Location
- 38 Xueqian Street Liangxi, Wuxi, Jiangsu China

Information
- School type: Private school
- Established: 1993; 33 years ago
- Grades: 1-12
- Gender: Mixed
- Enrollment: 2,786 (2013-2014)
- Website: www.daqiao.org.cn

= Wuxi Big Bridge Experimental High School =

High school in Jiangsu Province, China

Wuxi Big Bridge Experimental High School (Wuxi Big Bridge Academy) (无锡市大桥实验中学 (wú xī dà qiáo shí yàn zhōng xué)), founded in 1993, is a private high school located in the downtown historical Xueqianjie neighbourhood of Wuxi, Jiangsu Province, China.

== School structure ==
The school is coeducational and serves students in grades 1-12.

The school serves as an independent magnet school for selected students from the Wuxi region. The academic goal of the school is to provide selected students with a specialised education that emphasises the acquisition of knowledge and talent development.

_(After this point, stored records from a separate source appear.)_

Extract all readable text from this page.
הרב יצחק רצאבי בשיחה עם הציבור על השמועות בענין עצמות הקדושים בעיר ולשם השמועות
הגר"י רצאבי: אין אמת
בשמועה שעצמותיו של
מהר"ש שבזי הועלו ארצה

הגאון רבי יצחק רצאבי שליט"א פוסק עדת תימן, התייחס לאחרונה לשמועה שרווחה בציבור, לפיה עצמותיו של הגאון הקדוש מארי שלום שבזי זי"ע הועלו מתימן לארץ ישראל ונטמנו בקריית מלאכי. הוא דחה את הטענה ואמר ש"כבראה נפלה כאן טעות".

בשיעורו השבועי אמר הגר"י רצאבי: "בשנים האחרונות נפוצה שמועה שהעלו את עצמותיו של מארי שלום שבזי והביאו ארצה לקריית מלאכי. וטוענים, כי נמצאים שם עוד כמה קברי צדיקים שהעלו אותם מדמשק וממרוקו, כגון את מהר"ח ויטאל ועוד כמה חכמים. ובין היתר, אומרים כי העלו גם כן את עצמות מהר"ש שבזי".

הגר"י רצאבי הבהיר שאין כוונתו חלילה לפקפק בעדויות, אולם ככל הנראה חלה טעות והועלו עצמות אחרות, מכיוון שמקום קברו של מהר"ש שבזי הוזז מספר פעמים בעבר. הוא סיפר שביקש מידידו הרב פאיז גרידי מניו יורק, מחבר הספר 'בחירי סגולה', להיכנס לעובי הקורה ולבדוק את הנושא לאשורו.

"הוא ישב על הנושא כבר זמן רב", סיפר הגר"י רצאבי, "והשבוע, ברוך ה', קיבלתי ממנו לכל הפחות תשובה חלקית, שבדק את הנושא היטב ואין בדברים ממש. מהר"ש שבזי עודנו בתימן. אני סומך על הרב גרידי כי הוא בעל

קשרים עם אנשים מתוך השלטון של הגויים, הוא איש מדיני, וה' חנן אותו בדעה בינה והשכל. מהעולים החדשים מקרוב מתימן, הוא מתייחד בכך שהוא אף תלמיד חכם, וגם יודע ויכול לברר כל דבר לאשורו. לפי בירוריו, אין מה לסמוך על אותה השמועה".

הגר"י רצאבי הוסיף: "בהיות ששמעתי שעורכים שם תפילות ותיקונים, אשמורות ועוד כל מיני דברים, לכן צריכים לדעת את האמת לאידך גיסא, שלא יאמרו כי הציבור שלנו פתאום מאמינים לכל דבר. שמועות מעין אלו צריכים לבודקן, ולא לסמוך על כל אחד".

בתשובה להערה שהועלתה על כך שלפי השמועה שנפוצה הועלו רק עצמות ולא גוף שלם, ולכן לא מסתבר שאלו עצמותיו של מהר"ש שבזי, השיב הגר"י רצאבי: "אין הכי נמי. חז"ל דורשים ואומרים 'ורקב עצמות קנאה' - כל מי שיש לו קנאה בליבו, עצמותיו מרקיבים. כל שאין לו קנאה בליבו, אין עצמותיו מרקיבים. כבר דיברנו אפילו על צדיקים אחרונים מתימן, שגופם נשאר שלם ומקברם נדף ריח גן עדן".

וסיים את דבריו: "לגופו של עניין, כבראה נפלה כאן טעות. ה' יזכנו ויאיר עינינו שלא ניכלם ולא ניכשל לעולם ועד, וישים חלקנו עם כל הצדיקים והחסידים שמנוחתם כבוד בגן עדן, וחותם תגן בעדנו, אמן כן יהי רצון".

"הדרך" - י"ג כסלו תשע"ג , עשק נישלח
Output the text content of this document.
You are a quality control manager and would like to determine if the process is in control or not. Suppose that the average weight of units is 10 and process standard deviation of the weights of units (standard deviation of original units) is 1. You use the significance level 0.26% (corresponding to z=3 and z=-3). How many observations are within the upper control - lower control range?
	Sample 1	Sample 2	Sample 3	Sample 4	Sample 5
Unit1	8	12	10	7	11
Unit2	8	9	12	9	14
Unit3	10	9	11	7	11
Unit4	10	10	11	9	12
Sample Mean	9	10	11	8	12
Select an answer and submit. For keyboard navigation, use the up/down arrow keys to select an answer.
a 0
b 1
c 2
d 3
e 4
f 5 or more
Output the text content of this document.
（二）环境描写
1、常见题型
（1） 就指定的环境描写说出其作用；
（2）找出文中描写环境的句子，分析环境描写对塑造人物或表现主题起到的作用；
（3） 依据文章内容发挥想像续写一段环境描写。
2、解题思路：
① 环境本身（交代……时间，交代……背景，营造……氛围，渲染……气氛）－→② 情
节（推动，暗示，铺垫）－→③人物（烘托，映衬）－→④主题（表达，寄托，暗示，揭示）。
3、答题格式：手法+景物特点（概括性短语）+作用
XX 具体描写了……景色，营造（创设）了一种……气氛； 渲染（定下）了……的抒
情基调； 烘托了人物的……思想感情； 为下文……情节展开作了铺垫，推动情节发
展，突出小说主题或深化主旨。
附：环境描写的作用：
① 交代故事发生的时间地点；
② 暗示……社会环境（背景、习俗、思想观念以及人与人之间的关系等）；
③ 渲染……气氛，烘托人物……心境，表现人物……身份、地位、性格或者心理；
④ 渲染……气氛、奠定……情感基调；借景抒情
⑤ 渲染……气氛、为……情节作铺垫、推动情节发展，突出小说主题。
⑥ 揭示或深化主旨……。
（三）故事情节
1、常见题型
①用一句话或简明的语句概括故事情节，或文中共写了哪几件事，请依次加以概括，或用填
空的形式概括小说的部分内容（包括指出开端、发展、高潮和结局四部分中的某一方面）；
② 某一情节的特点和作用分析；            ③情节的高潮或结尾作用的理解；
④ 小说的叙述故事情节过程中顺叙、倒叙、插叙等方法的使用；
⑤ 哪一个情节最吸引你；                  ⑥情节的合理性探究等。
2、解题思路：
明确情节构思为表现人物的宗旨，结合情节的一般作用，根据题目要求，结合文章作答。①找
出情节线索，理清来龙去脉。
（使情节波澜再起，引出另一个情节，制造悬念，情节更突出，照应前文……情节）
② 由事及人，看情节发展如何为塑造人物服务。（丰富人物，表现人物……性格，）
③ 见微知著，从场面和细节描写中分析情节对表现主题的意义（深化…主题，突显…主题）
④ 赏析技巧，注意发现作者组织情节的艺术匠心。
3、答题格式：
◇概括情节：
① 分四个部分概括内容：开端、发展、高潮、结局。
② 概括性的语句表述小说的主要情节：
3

Wuxi Big Bridge Experimental High School offers students opportunities to study at Hwa Chong Institution, Singapore, after they finish 3 years of study.

== Alumni ==
Graduates have attended universities in the nation and around the world, which include, among many others, Qinghua, Peking, Fudan, and Nanjing in China, and Harvard, MIT, Cambridge, Oxford, and Amsterdam University College overseas.